BanRep Minutes: The Board of Directors of Banco de la República decided by majority vote to increase the benchmark rate by 75 basis points (bps) to 12%
- Headline inflation in May stood at 5.8% and core inflation (excluding food and regulated items) at 6.0%, moving further away from the 3.0% target, in line with the technical staff’s forecasts. The main upward pressures came from the services component, driven by increases in rents and other indexed services. Likewise, inflation for regulated goods and services increased due to higher gasoline and utility prices.
- Inflation expectations have exhibited volatile behavior throughout the first half of the year. Through May, both inflation expectations derived from surveys and those implied by the public debt market increased across all horizons. However, the latter partially reversed during June. Despite this, the different measures of inflation expectations remain significantly above 3.0% across all horizons, standing at around 6.5% for the end of this year.

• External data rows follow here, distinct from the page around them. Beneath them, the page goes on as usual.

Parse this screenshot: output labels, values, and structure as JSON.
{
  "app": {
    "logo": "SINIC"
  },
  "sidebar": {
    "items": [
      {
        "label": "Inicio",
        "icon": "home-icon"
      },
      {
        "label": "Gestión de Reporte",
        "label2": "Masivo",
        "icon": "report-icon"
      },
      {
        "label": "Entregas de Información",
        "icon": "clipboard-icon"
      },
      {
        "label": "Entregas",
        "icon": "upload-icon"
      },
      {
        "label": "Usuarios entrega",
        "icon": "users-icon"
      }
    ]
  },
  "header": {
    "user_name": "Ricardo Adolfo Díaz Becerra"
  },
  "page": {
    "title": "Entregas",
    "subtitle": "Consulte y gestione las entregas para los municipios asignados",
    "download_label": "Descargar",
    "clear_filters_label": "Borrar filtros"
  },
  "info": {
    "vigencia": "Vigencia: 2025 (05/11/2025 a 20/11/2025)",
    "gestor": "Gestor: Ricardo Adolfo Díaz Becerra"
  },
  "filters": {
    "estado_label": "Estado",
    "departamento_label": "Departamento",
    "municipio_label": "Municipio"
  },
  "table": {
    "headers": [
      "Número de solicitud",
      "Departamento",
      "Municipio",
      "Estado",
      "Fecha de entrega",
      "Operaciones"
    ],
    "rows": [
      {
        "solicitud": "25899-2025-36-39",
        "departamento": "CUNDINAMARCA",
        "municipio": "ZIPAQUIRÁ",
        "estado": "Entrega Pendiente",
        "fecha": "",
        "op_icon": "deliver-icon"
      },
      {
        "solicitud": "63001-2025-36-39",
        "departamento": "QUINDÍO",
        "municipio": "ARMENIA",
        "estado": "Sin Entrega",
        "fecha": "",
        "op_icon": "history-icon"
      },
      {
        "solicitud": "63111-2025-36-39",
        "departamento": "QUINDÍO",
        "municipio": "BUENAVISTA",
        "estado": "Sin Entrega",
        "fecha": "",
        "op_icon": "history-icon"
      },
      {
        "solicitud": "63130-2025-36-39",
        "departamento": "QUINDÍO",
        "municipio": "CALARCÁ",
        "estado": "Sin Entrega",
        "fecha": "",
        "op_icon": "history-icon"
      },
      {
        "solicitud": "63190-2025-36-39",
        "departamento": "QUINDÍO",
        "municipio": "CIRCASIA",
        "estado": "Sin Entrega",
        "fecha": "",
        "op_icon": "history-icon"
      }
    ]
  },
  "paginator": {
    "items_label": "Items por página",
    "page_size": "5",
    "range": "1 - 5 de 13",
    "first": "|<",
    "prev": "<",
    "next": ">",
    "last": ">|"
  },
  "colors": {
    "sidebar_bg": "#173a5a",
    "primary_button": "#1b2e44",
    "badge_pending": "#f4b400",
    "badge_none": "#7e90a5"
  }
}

- DANE reported that, in its seasonally adjusted series, annual GDP growth in the first quarter of 2026 was 2.2%, exceeding the expansion observed in the fourth quarter of 2025 (2.0%). Domestic demand has continued to grow at a stronger pace than output, with notable increases in public consumption, private consumption of durable goods, and investment in machinery and equipment.
- The labor market continues to record historically low unemployment rates; according to seasonally adjusted figures, these stood at 8.1% nationwide and 8.5% in the metropolitan area in May. Wage increases were also observed, suggesting a tight labor market.
- Uncertainty regarding the external environment remains high due to the persistence of the conflict in the Middle East and its effect on international fuel prices, transportation costs, and fertilizer prices. In addition, uncertainty remains regarding the reaction of financial markets to monetary policy decisions in advanced economies.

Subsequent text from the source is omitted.